CORONA-TAGEBUCH, Tusche auf Papier (Foto: B. Weihmüller)
Zwischen den Polen Schwarzweiß und Farbe bewegt sich das Werk der vielseitigen Künstlerin, ebenso in der Spanne zwischen Realität und Abstraktion. Brigitte Weihmüller (geb. 1964 in München) hat an den Kunsthochschulen in Karlsruhe (bei Erwin Gross) und Braunschweig (bei Norbert Tadeusz) freie Malerei studiert. Die Farbe ist also ihr eigentliches Element, doch immer mal wieder taucht sie auch in die Malerei mit schwarzer Tusche ab, so 2008 in einer Serie zu den Haikus des japanischen Dichters Matsuo Basho (1644-1694), 2011 in einer Reihe von Minotaurus-Bildern und nun im Corona-Tagebuch. Die Figuren, Pflanzen und Dinge ihrer Malerei und Pinselzeichnungen sind stark stilisiert und abstrahiert. In die ganze Fülle der Wirklichkeit begibt sich die Künstlerin – auch Fotografie war Teil ihres Studiums – mit der Kamera. Auf Reisen nach Malta, in die nördliche Ägäis oder in die Türkei entstanden Landschaften und Städtebilder.
LUC DEGLA Schriftsteller, Dibbesdorf, 2015
Besonders viel bedeutet Brigitte Weihmüller eine Folge von Portraits, die sie 2015 bis 2019 geschaffen hat. Mehr als 35 Personen hat sie fotografiert, ihnen die Frage gestellt: „Was ist das Wichtigste in Deinem/Ihrem Leben?“ und die Fotografien mit den Antworten ausgestellt und auf ihrer Homepage veröffentlicht. Bei der Auswahl der Darzustellenden kam es der Fotografin nicht auf Prominenz an, vielmehr sind es allesamt Menschen, die die Welt bereichern oder sie ein Stück weit besser machen wollen. Als gleichbleibende Parameter der Portraits legte sie fest:
Gesicht oder Brustbild im quadratischen Format, das alle gleichberechtigt nebeneinander erscheinen lässt; das Foto wird nicht bearbeitet. Für den Hintergrund durfte jede und jeder sich einen persönlich wichtigen Ort aussuchen, an dem sie und er sich besonders wohl fühlt. Das Shooting erfolgte möglichst bei einem gemeinsamen Spaziergang, bei dem man ins Gespräch kam und sich Vertrauen sowie eine Lockerheit entwickelte, die den Aufnahmen als Natürlichkeit zugute kam. Das Endergebnis beschreibt Weihmüller selbst als Zusammenwirken von Kamera, Atmosphäre und – zur guten Hälfte – Licht.

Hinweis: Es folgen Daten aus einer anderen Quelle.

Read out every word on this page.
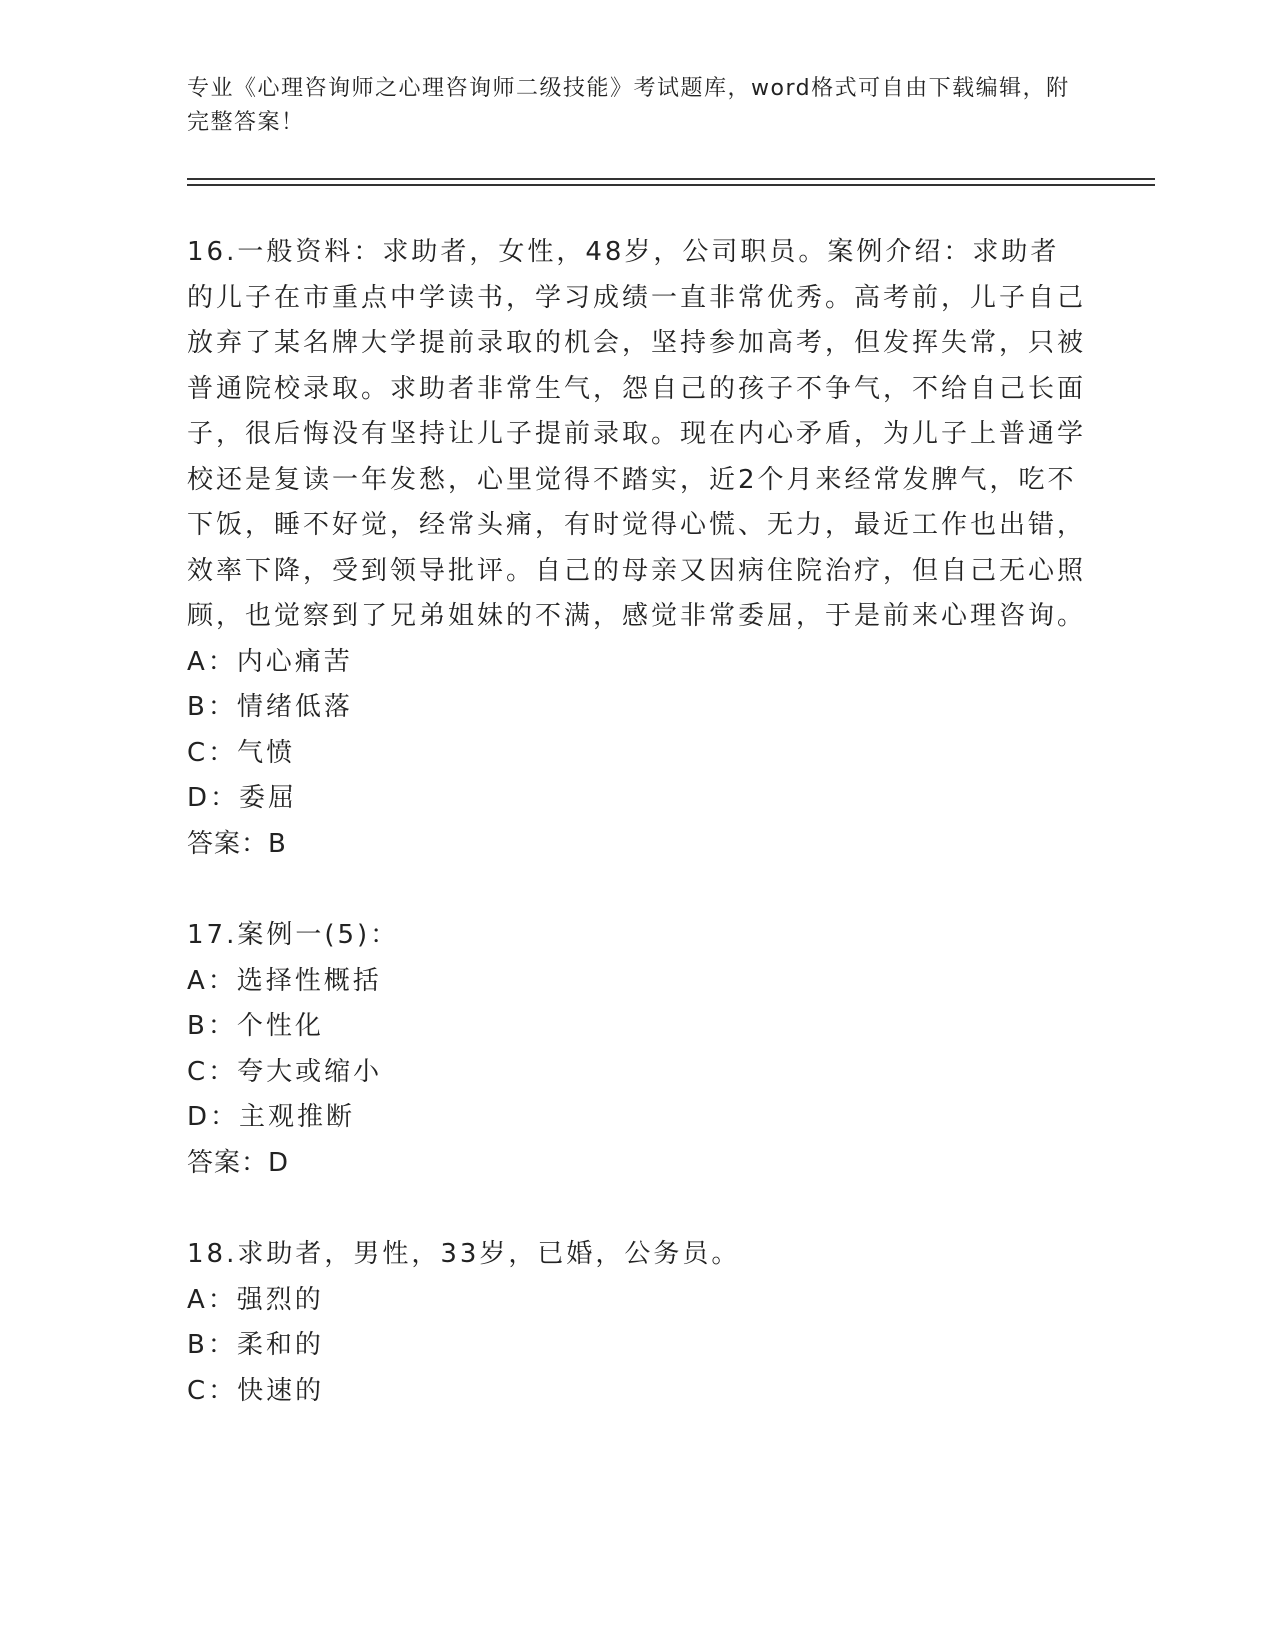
专业《心理咨询师之心理咨询师二级技能》考试题库，word格式可自由下载编辑，附完整答案！

16.一般资料：求助者，女性，48岁，公司职员。案例介绍：求助者的儿子在市重点中学读书，学习成绩一直非常优秀。高考前，儿子自己放弃了某名牌大学提前录取的机会，坚持参加高考，但发挥失常，只被普通院校录取。求助者非常生气，怨自己的孩子不争气，不给自己长面子，很后悔没有坚持让儿子提前录取。现在内心矛盾，为儿子上普通学校还是复读一年发愁，心里觉得不踏实，近2个月来经常发脾气，吃不下饭，睡不好觉，经常头痛，有时觉得心慌、无力，最近工作也出错，效率下降，受到领导批评。自己的母亲又因病住院治疗，但自己无心照顾，也觉察到了兄弟姐妹的不满，感觉非常委屈，于是前来心理咨询。

A：内心痛苦

B：情绪低落

C：气愤

D：委屈

答案：B

17.案例一(5)：

A：选择性概括

B：个性化

C：夸大或缩小

D：主观推断

答案：D

18.求助者，男性，33岁，已婚，公务员。

A：强烈的

B：柔和的

C：快速的
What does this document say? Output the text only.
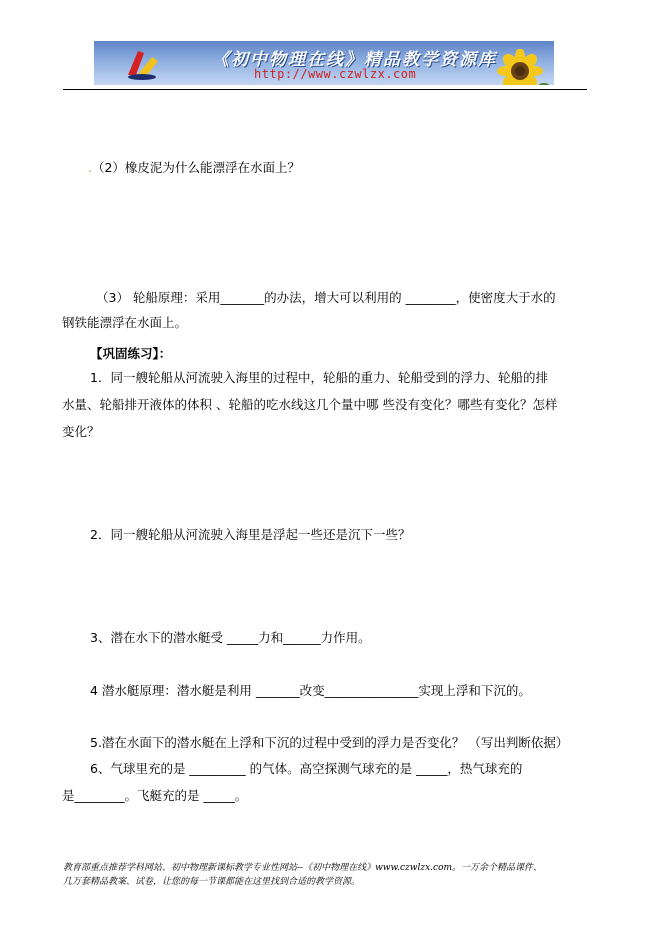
《初中物理在线》精品教学资源库
http://www.czwlzx.com
.（2）橡皮泥为什么能漂浮在水面上？
（3） 轮船原理：采用_______的办法，增大可以利用的 ________，使密度大于水的
钢铁能漂浮在水面上。
【巩固练习】：
1．同一艘轮船从河流驶入海里的过程中，轮船的重力、轮船受到的浮力、轮船的排
水量、轮船排开液体的体积 、轮船的吃水线这几个量中哪 些没有变化？哪些有变化？怎样
变化？
2．同一艘轮船从河流驶入海里是浮起一些还是沉下一些？
3、潜在水下的潜水艇受 _____力和______力作用。
4 潜水艇原理：潜水艇是利用 _______改变_______________实现上浮和下沉的。
5.潜在水面下的潜水艇在上浮和下沉的过程中受到的浮力是否变化？ （写出判断依据）
6、气球里充的是 _________ 的气体。高空探测气球充的是 _____，热气球充的
是________。飞艇充的是 _____。
教育部重点推荐学科网站、初中物理新课标教学专业性网站--《初中物理在线》www.czwlzx.com。一万余个精品课件、
几万套精品教案、试卷，让您的每一节课都能在这里找到合适的教学资源。
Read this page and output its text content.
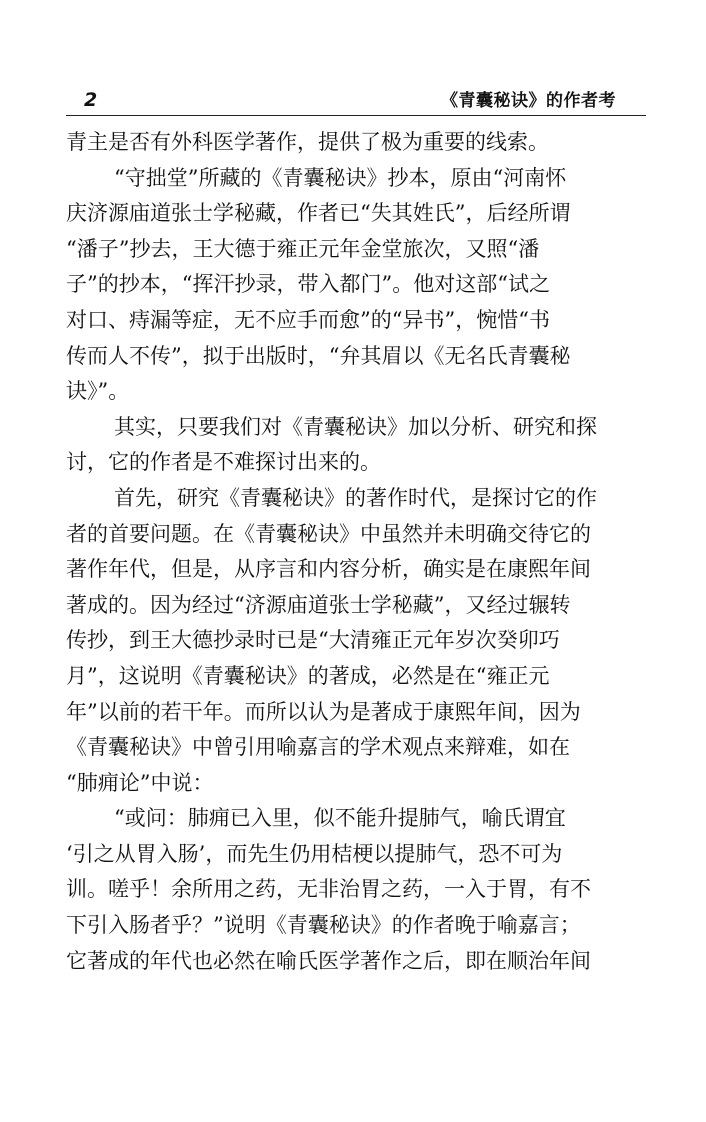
2	《青囊秘诀》的作者考
青主是否有外科医学著作，提供了极为重要的线索。
“守拙堂”所藏的《青囊秘诀》抄本，原由“河南怀
庆济源庙道张士学秘藏，作者已“失其姓氏”，后经所谓
“潘子”抄去，王大德于雍正元年金堂旅次，又照“潘
子”的抄本，“挥汗抄录，带入都门”。他对这部“试之
对口、痔漏等症，无不应手而愈”的“异书”，惋惜“书
传而人不传”，拟于出版时，“弁其眉以《无名氏青囊秘
诀》”。
其实，只要我们对《青囊秘诀》加以分析、研究和探
讨，它的作者是不难探讨出来的。
首先，研究《青囊秘诀》的著作时代，是探讨它的作
者的首要问题。在《青囊秘诀》中虽然并未明确交待它的
著作年代，但是，从序言和内容分析，确实是在康熙年间
著成的。因为经过“济源庙道张士学秘藏”，又经过辗转
传抄，到王大德抄录时已是“大清雍正元年岁次癸卯巧
月”，这说明《青囊秘诀》的著成，必然是在“雍正元
年”以前的若干年。而所以认为是著成于康熙年间，因为
《青囊秘诀》中曾引用喻嘉言的学术观点来辩难，如在
“肺痈论”中说：
“或问：肺痈已入里，似不能升提肺气，喻氏谓宜
‘引之从胃入肠’，而先生仍用桔梗以提肺气，恐不可为
训。嗟乎！余所用之药，无非治胃之药，一入于胃，有不
下引入肠者乎？”说明《青囊秘诀》的作者晚于喻嘉言；
它著成的年代也必然在喻氏医学著作之后，即在顺治年间
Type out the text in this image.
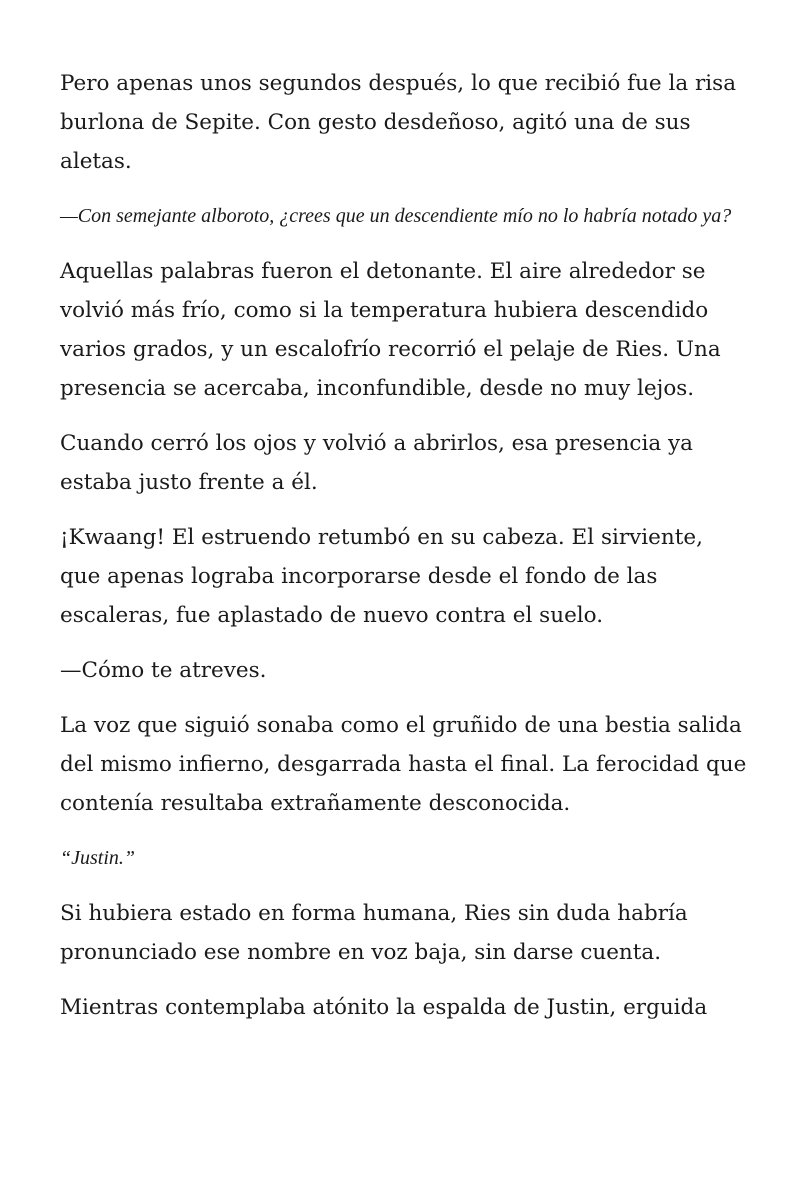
Pero apenas unos segundos después, lo que recibió fue la risa burlona de Sepite. Con gesto desdeñoso, agitó una de sus aletas.

—Con semejante alboroto, ¿crees que un descendiente mío no lo habría notado ya?

Aquellas palabras fueron el detonante. El aire alrededor se volvió más frío, como si la temperatura hubiera descendido varios grados, y un escalofrío recorrió el pelaje de Ries. Una presencia se acercaba, inconfundible, desde no muy lejos.

Cuando cerró los ojos y volvió a abrirlos, esa presencia ya estaba justo frente a él.

¡Kwaang! El estruendo retumbó en su cabeza. El sirviente, que apenas lograba incorporarse desde el fondo de las escaleras, fue aplastado de nuevo contra el suelo.

—Cómo te atreves.

La voz que siguió sonaba como el gruñido de una bestia salida del mismo infierno, desgarrada hasta el final. La ferocidad que contenía resultaba extrañamente desconocida.

“Justin.”

Si hubiera estado en forma humana, Ries sin duda habría pronunciado ese nombre en voz baja, sin darse cuenta.

Mientras contemplaba atónito la espalda de Justin, erguida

Sehr sensible Bildnisse von einer feinen, unaufdringlichen Intensität sind da entstanden, die respektvoll die Vielfalt und Unterschiedlichkeit der Individuen vor Augen führen.
ILONA MUSCHALLA Yoga-Lehrerin, Riddagshausen 2019
Doch immer wichtiger wird für Brigitte Weihmüller in der letzten Zeit ihr drittes Medium: die Glaskunst. Vor dem Studium absolvierte sie ein Praktikum bei der Mayer’schen Hofkunstanstalt in München, und seit 2013 entstehen immer wieder Glasarbeiten für Hospize, Abschiedsräume und Kapellen. 2009 musste sie selbst Abschied nehmen von ihrer Schwester, die auf einer Palliativstation gestorben war. Eine Stunde lang saß sie am Totenbett, und da war nichts, wo ihr Auge mal hätte länger verweilen und ausruhen können. Da entstand der Wunsch, solche Ruhepunkte, die die Seele stärken, für Hospizgäste und ihre Angehörigen zu schaffen – aus farbigem Glas. Denn das durchlässige, durchsichtige Glas schafft einen Übergang, zeigt den Weg ins Licht, kann auf Transzendenz verweisen und so einen Impuls für die Hoffnung geben, dass es weitergeht. Dieses „weiter“ kann ein Leben nach dem Tod sein, aber auch die Annahme des Todes oder eine Versöhnung, die noch aussteht; es ist offen für ganz individuelle Vorstellungen und Ideen. Dementsprechend sind die Glasarbeiten – Fenster, Lichtsegel oder Lichtengel – durch abstrakte Formen gestaltet, die die Vorstellungskraft nicht einengen. Die Künstlerin legt Wert darauf, dass sie in einem Raum eine besondere Atmosphäre schaffen, eine Offenheit, in der es nicht ums Denken geht, sondern um das Wahrnehmen, ums Geschehenlassen. Hier spielen Licht und Farbe die Hauptrolle. Für Brigitte Weihmüller ist es jedes Mal eine Freude, einen harmonischen Klang von genau aufeinander abgestimmten Farben zu schaffen – eine große Herausforderung, denn dieser Klang muss bei den verschiedensten Wetter- und Lichtverhältnissen stimmen. „Ich habe einmal eine Glasarbeit von mir bei einem Gewitter erlebt“, erzählt sie, „und war freudig überrascht, dass da bei aller Dunkelheit immer noch ein leises Licht zu sehen waren“.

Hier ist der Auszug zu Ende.